Being sent home without pain meds for him over the weekend made it really easy for us  to switch to a mobile vet whose website seemed like they would be on board for comfort measures only, providing palliative/hospice care to Red in our home.  No longer would he have to go out to the vet (although he missed the car ride), but the anxiety it was producing in him just wasn’t worth it.  And we weren’t going to do any more blood draws either, so an in home vet is just what we needed.

We started palliative care for Red on February 8th.  He was receiving 100 mg Benadryl daily (this vet seemed to think his lumps were mast cell tumors, a type of canine cancer), 100 mg Tramadol daily and 25 mg Carprofen daily for pain.  This seemed to work well for two to three weeks, but then the nausea started.  We added 0.5 mg Xanax daily for nausea and that helped.  Driving out to our vet in a dark rural area to pick up the Xanax, my daughter said “I feel like we’re out making a drug deal in the middle of the night.”  Well, that’s exactly what we were doing!  I so appreciated the ability to get meds on a late Friday night and it gives me a whole new appreciation for 24 hour pharmacies.

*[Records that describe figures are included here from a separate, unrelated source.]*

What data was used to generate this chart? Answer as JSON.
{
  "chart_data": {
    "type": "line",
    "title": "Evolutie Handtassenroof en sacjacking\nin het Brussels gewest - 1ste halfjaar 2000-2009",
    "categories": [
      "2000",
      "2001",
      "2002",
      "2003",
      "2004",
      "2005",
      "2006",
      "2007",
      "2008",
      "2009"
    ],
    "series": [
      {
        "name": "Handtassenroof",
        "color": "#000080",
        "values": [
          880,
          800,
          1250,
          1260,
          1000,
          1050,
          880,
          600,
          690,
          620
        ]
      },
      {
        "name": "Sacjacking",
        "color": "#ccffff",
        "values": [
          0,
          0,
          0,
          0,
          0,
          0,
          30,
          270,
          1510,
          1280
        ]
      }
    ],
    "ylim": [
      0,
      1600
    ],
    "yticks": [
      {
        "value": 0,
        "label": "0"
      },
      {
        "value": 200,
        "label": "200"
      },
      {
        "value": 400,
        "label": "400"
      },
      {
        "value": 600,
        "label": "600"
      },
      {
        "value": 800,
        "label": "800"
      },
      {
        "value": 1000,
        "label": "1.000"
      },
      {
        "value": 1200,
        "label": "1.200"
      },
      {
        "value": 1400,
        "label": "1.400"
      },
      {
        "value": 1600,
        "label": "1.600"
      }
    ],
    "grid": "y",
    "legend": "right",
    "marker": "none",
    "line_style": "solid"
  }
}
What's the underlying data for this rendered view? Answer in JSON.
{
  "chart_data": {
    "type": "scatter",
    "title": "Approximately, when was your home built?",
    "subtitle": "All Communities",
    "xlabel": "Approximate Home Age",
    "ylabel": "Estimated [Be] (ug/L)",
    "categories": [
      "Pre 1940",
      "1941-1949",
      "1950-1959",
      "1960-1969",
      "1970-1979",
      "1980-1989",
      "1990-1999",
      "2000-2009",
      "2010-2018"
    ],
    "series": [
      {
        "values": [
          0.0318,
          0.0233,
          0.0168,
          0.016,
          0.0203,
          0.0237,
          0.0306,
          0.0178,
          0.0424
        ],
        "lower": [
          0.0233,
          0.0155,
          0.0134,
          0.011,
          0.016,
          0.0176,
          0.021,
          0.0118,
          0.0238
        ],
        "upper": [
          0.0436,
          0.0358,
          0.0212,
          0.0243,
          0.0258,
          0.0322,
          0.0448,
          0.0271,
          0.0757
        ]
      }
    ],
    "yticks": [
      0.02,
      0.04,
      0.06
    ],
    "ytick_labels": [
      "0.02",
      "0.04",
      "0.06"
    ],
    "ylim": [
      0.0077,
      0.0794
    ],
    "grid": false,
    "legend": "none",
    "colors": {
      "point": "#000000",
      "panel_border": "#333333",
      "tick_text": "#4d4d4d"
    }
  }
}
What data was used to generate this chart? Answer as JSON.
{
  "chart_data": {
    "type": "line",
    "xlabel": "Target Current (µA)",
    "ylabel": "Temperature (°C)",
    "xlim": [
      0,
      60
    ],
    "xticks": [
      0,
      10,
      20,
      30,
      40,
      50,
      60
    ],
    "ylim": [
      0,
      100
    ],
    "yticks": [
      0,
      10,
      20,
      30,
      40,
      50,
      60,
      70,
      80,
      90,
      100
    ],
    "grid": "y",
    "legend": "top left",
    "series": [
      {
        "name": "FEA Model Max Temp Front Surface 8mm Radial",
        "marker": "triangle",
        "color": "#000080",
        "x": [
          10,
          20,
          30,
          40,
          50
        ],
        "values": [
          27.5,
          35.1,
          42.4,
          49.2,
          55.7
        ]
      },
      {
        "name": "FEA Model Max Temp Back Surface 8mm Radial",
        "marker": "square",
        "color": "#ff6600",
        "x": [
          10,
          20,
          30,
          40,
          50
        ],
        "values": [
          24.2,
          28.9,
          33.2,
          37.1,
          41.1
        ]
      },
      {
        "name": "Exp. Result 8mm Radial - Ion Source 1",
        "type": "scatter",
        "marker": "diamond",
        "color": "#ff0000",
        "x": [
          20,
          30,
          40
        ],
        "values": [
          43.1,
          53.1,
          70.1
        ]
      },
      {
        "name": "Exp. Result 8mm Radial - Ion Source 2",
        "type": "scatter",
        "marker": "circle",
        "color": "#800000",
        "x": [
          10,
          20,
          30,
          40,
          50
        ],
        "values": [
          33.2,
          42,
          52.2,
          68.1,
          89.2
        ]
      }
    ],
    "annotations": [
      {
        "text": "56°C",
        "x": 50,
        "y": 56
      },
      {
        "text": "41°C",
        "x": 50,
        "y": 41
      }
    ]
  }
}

March 12th, in an hour’s time, Red did something to his right front leg and could barely walk on it much less support his body (along with his bad hips) for any length of time.  He seemed to be sleeping 20 out of 24 hours a day now.  By simple mathematics, when you’re sleeping 20 hours a day, it doesn’t leave much time for eating or drinking…even for humans.  Then all of a sudden, his belly started to look distended.  When he pooped in the morning, we’d be watching to see what color it was (usually an orange or clay) which likely indicated liver involvement.

Fortunately, our daughter had been able to come home to say her goodbyes (I know she was concerned that I might be “rushing things” since I’m a hospice nurse.  Even though she knew better, I assured her I was not that kind of hospice nurse).  Our son made a couple trips home to say goodbye to his buddy, and my husband was just home for a few days prior to yesterday.

Red had a good last day.  He died in the comfort of his own home, sprawled out in the middle of the family room floor.  Peacefully, quietly, and in his home where he loved to be. He was such a good dog, I can’t imagine him leaving us any other way.